Halloween Candy Corn!
I know it’s been a little while since my last post. I went on a much needed vacation to Seattle with some girlfriends for a little girl’s weekend. A 5 day weekend, but a weekend non the less. Two of my friends were the architects for the new Delancey pizzeria (if you read the blog Orangette, you’ve probably already heard of it) in the Ballard neighborhood and we were itching to check it out. I’m happy to report the pizza and the restaurant were amazing, as well as the entire city of Seattle, which stole my heart. It was my first time there and hopefully I’ll be returning soon.
But back here in San Francisco, it’s Halloween! I actually am not motivated at all this year, so instead of partying with my friends, (I have to get up early and I’m old and lazy! Stop judging me!) I’m making candy corn. I’ve seen this recipe floating around on the web and have been curious, so it was good timing.
I started by boiling granulated sugar, corn syrup and butter for about 5-6 minutes. I mixed in some vanilla and let it cool for 15 minutes.
While that was cooling, I sifted together powdered sugar, powdered milk and salt in a large bowl.
I poured in the warm sugar mixture.
I kneaded until it was a smooth dough.
Then I split it into 3 parts and mixed in some food coloring.
I rolled the dough into thin ropes and pressed the 3 colors together.
Then I sliced them into triangles.
And then spent an embarrassing amount of time squishing each little piece together. Since I lost steam pretty fast, John came to the rescue. It made a certain amount of sense, since he’s the one that will be feasting on these little sugar bombs for the next week!
UPDATE: We’ve had 3 little kiddies visit us for our homemade candy! That alone was worth it!
CANDY CORN RECIPE:
yields aprox. 300 3/4-inch pieces
1 cup white sugar
2/3 cup corn syrup
5 tablespoons unsalted butter
1 tablespoon vanilla extract
2 1/4 cups powdered sugar
1/3 cup powdered milk
1/4 teaspoon kosher salt
10-40 drops red and yellow food coloring
- Heat white sugar, corn syrup and butter in a sauce pan over low heat. Stir until all ingredients are dissolved. Turn heat to high until mixture comes to a boil. Once boiling, reduce heat to medium and let bubble (uncovered) for 5 minutes.
- Stir in vanilla extract and remove from heat.

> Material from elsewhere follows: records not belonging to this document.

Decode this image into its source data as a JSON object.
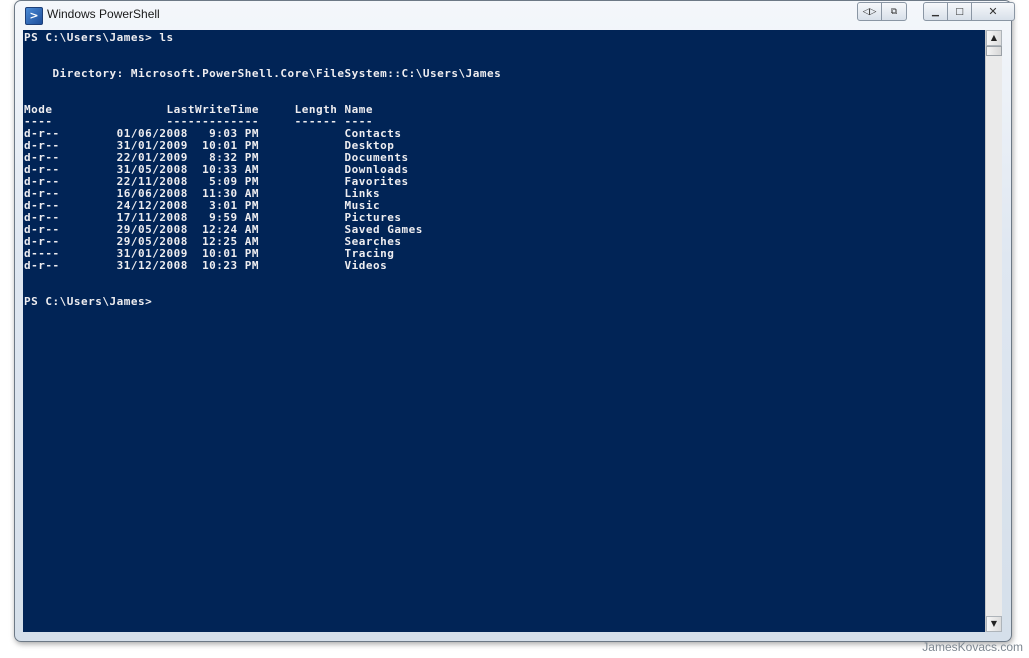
{
  "window": {
    "title": "Windows PowerShell",
    "icon": "powershell-icon"
  },
  "titlebar_controls": {
    "extra": [
      "resize-icon",
      "tile-icon"
    ],
    "minimize_icon": "minimize-icon",
    "maximize_icon": "maximize-icon",
    "close_icon": "close-icon"
  },
  "colors": {
    "console_background": "#012456",
    "console_text": "#eeedf0"
  },
  "console": {
    "command_line": "PS C:\\Users\\James> ls",
    "directory_line": "    Directory: Microsoft.PowerShell.Core\\FileSystem::C:\\Users\\James",
    "header_line": "Mode                LastWriteTime     Length Name",
    "separator_line": "----                -------------     ------ ----",
    "rows": [
      "d-r--        01/06/2008   9:03 PM            Contacts",
      "d-r--        31/01/2009  10:01 PM            Desktop",
      "d-r--        22/01/2009   8:32 PM            Documents",
      "d-r--        31/05/2008  10:33 AM            Downloads",
      "d-r--        22/11/2008   5:09 PM            Favorites",
      "d-r--        16/06/2008  11:30 AM            Links",
      "d-r--        24/12/2008   3:01 PM            Music",
      "d-r--        17/11/2008   9:59 AM            Pictures",
      "d-r--        29/05/2008  12:24 AM            Saved Games",
      "d-r--        29/05/2008  12:25 AM            Searches",
      "d----        31/01/2009  10:01 PM            Tracing",
      "d-r--        31/12/2008  10:23 PM            Videos"
    ],
    "prompt_line": "PS C:\\Users\\James>"
  },
  "scrollbar": {
    "up_icon": "scroll-up-arrow-icon",
    "down_icon": "scroll-down-arrow-icon"
  },
  "watermark": "JamesKovacs.com"
}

Allow to cool until warm to the touch (about 15 minutes).
- In a large bowl sift powdered sugar, powdered milk and salt. Add cooled mixture from sauce pan and stir until it’s too thick. Begin to work with your hands and knead the dough until all of the powdered sugar have been absorbed.
- Divide dough into 3 sections, make a dent in 2 pieces and add 20 drops of yellow food coloring to each. In one of those, add 9 drops of red food coloring to create orange. Mix each until colors are even throughout.
- To make candy corns, eyeball 1/8th of the dough from each piece. Roll each color into long ropes and press together. Cut with a bench scraper or knife and smoosh the seams together. John reported good luck with microwaving them in short bursts to keep the dough warm. Allow the candy to cool and air dry.
- Once dry, store in an airtight container.